Há quem diga que Beyoncé zerou o ano com seu álbum autointitulado lançado de surpresa numa madrugada deste mês. Outros defendem com unhas e dentes que 2013 foi o ano para Lady Gaga com seu ARTPOP. Dessa vez, resolvemos fazer diferente. Nós, equipe de música do O Que Vi Por Aí, apostamos nos nossos próprios clássicos do ano. Por meio de um top 05, elencamos aqueles discos que ficaram por horas no repeat, que nos marcaram de alguma forma indiscutível, ou que não passam de guilty pleasure.

É importantíssimo ressaltar que essa não é uma lista d'os melhores álbuns do ano. Na verdade, é, sim, mas os NOSSOS melhores álbuns. Por isso, imparcialidade pegou suas malas e partiu pra longe daqui. Enjoy! :)


5º - Night Time, My Time (Sky Ferreira)

(Night Time My Time, Capitol Records, 2013)
Há muito, Sky Ferreira vinha formando e modelando as bases de seu debut álbum para engatar de uma vez por todas a tão palpável estreia oficial e triunfal. A aura melancólica e a lírica sombria da moça se fundiram num pacto sobrenatural e o resultado foi o Night Time, My Time. Movimentado essencialmente pela solidão – que começa a exalar pro ouvinte a partir da capa –, o disco mistura sensações diferentes de torpor, até mesmo em canções com batidas mais agitadas como Boys e I Blame Myself, e o carrega para os ambientes mais sombrios da alma humana.   Se em 24 hours o eu-lírico tenta fugir das amarras de um romance limitado, em Nobody Asked Me, a cantora grita “Nobody asked me if I was ok” e parece confirmar toda a construção e musicalidade proposta pro disco. You’re not the one é o direcionamento para o pop autêntico e evidente para o qual Ferreira também se apontou.

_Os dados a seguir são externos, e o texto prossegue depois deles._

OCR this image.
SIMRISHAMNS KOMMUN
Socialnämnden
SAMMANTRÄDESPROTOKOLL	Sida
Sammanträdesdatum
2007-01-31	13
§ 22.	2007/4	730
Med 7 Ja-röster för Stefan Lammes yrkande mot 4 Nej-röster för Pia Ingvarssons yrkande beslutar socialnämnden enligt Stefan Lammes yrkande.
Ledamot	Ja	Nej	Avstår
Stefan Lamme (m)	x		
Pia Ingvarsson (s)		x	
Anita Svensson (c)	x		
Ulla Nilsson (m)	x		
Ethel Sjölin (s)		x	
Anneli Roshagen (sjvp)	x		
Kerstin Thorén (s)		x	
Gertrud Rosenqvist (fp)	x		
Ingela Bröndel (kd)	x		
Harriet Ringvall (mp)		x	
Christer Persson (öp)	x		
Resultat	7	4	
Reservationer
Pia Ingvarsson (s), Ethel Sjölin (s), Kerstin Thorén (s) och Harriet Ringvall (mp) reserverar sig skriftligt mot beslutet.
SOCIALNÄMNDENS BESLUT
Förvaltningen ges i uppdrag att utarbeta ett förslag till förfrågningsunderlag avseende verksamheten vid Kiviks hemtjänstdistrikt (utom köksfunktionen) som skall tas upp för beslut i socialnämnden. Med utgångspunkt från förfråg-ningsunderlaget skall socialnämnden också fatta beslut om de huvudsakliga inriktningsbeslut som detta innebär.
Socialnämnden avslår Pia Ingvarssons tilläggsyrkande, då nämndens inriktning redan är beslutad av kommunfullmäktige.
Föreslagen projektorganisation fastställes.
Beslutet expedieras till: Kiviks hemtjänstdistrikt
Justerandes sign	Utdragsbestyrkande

Entre o pop obscuro e os sintetizadores abertos, cada faixa parece estar intimamente ligada ao pop dos anos 80, sem o compromisso de ser esse um simples aspecto estético. Night Time, My Time é uma obra mais-que-coesa em sua totalidade e o primeiro reflexo fixo do propósito inovador a que Ferreira se destinou.


4º - Girl Who Got Away (Dido)

(Girl Who Got Away, RCA Records, 46:07)
Dido é, senão a maior, uma das poucas cantoras que conseguem reunir um turbilhão de sentimentos nas faixas de um disco e, num certo momento, até misturar uma parcela deles e fazer o ouvinte surpreender-se com sua própria postura durante a audição. Toda sua docilidade, força e inspirações estão ordenadas harmonicamente no seu último Girl Who Got Away, um disco em que pop, folk e eletrônica se juntam ao lirismo mais sincero para encabeçar as listas das melhores produções do ano. A moça retorna ao seu passado glorioso com ousadia, mas se desvencilha um pouco do ambiente acústico dos outros trabalhos. “No love without freedom, no love without freedom”, clama Dido na canção que por si só poderia zerar o álbum, se a faixa-título não viesse logo em seguida só para confirmar o triunfo da cantora. End of night e Go Dreaming são dois belos exemplos da audácia da cantora ao passear pelo eletrônico sem deixar-se capotar pelo despenhadeiro do risco que é trabalhar com batidas eletrônicas num álbum que não tem o propósito de ser um disco dançante. Day Before We Went to War fecha o disco com sua harmonia simples e poética que, se juntando à letra, mostra que Dido sabe bem como construir imagens através de suas canções.

Em Girl Who Got Away, Dido foi tudo o que quis e até o que receava em ser. Numa época em que sair de uma zona de conforto pressupõe uma autodestruição, ousar passear por estradas arriscadas e sem perder a essência é mais do que um triunfo. E Dido o fez.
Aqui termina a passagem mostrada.